What material are you putting in & if when you say "slow" 'bout how long does it take you to do your 10 lbs. That little cup holds 10 lbs or do you divide it up into small amounts and keep adding to it?

Sorry, for so many questions...I'm not only not the sharpest tack in the box, I'm quite dull & dense.
 
I only put metal items in, pins and metal powder from grinding off fingers. I only am using a .8 amp power supply which is the main reason it is slow. My set up is small about 2 ounces of raw material at a time. I never really paid attention to the time because I am forced to mainly buy my material on ebay so I don't buy very much because it is always price way over content.

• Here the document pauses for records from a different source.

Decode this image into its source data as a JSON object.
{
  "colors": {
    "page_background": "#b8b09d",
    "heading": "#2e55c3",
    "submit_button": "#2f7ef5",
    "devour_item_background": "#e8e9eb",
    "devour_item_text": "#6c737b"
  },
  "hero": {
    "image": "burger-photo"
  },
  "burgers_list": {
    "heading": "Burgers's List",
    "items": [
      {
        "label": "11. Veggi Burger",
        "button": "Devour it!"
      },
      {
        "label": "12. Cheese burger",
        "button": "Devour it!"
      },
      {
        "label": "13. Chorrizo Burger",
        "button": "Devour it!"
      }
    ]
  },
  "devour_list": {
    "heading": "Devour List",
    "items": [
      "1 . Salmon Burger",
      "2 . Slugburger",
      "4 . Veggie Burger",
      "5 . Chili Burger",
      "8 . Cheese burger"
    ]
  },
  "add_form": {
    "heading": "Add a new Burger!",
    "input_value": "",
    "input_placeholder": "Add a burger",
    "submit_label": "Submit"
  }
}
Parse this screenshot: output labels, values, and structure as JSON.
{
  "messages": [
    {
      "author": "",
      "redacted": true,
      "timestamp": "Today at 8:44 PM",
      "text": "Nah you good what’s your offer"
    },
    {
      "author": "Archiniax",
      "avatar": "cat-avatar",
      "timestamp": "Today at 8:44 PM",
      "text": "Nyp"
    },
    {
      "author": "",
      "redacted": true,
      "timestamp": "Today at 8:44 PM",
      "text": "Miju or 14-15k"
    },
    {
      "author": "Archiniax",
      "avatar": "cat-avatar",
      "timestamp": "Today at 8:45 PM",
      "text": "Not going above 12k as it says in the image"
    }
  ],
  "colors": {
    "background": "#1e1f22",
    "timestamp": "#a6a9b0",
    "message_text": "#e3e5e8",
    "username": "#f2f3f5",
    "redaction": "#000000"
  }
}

I built my set up for 3 dollars it is mainly just a test vehicle that I never up sized because of limited raw material.

Jim
 
calcium hypochlorite preatreatment of ore. web search:

http://www.google.com/search?hl=en&q=+calcium+hypochlorite+has+been+used+as+a+pretreatment+to+ore+in+the+cyanide+processing+of+ore.+&btnG=Google+Search&aq=f&oq=

for information only
 
I have heard of an alternative method for "crap mining" the Amalgamite method. It involves a material "unsure of metals involved", but I thought amalgamwas silver and mercury. Again unsure, have to consult the experts. But essentially you bring the amalgamite to a boil in a regular fry pan on a hot plate in open air " Boards will emit toxins when broken down" , then add the boards or any materials you are refining. The amalgamite absorbs the gold for later dropping, and the crap stays floating on the top for skimming.

If you are doing mostly pins, probably Lazersteve's reverse plating method with a cell is best for you. Still involves quite a few acids, but the main acid Sulphuric is pretty stable amongst the other fume producing ones like HCL, and nitric.

Good luck, and don't lose hope. There are many many ways to skin a plated pin. LOL

Nick :wink:
 
The "Amalgamite method" has been discussed in another thread...or two.

I don't think you would want to boil it. At least not were anyone could breath the fumes created.

There is even a group forum on ebay.
Randy
 
we have had the amalgamate talk,it is bismuth and i think we found that the "secret"item used to get your bismuth back was ammonia,i'm looking for some bismuth shotgun shot to try this on some low grade stuff,as i refuse to pay 37.50 a pound for bismuth from goldco.